Linda Geist

MACON, Mo. – Upcoming gatherings can be a sad reminder of who’s not home for the holidays this year.

Merriment of the season sometimes highlights loneliness and loss of a loved one through death, illness, distance or broken relationship, said Jeremiah Terrell, University of Missouri Extension human development and family studies specialist. For many, there’s nothing worse than feeling alone in a crowd of laughing friends and relatives.

Reach out to those who have lost someone or are in a difficult situation, Terrell said. Also recognize that how you reach out matters, he said.

“Be available,” he said. “Let them know that you are willing to be present and support them.”

He said Gary Chapman’s book “The 5 Love Languages” helps us understand how to reach out to others during the holidays and other times of the year. Chapman says there are five ways to show love and support: physical touch, quality time, words of affirmation, receiving gifts and acts of service.

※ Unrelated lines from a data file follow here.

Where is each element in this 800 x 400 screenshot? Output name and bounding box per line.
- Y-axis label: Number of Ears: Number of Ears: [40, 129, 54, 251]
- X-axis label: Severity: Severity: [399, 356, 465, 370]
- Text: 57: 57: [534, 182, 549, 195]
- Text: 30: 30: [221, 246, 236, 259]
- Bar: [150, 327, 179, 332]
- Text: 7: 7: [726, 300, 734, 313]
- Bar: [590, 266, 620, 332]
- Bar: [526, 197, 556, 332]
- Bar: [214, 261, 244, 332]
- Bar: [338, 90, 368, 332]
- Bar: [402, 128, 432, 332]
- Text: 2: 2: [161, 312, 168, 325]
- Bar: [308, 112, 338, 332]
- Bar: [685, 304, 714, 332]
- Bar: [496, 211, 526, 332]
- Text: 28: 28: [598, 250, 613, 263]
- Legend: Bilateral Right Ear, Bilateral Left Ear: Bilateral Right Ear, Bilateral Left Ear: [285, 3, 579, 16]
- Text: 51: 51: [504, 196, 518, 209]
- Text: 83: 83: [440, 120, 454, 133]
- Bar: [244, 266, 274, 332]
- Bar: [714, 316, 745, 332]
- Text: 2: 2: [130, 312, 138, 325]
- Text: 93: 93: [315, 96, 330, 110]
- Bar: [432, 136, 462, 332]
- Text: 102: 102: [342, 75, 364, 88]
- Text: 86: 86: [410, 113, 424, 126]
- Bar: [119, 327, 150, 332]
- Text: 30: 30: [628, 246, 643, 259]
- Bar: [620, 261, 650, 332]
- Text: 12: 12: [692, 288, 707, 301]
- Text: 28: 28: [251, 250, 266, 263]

Terrell said it’s important to know how people receive love before we give love. “Understanding how they receive love helps you understand and helps them cope with their grief,” he said.

Here are some tips on how to show concern for someone during the holiday season or throughout the year:

• Simple acts of kindness such as a phone call, email or card lets someone know that your thoughts are with them.

• Invite them over for a meal or to dine out with you rather than taking a meal to their home. If you take a meal, they will eat alone.

• Be sensitive to their pride. “Don’t give the person the idea that they are your ‘project’ for the holidays. Sometimes people mean well, but it can be humiliating for the individual you mean to help,” Terrell said.

• Don’t talk too much about their loss. Listen instead. Just a simple word or pat on the arm “might speak volumes to them,” he says.

• Don’t minimize their loss by saying you know exactly how they feel. You can talk about your own experiences and losses, but no one’s grief is the same.

• Don’t wait to be asked. Instead of saying, “Let me know if I can help,” offer something concrete such as a shared meal or an evening to look at seasonal decorations.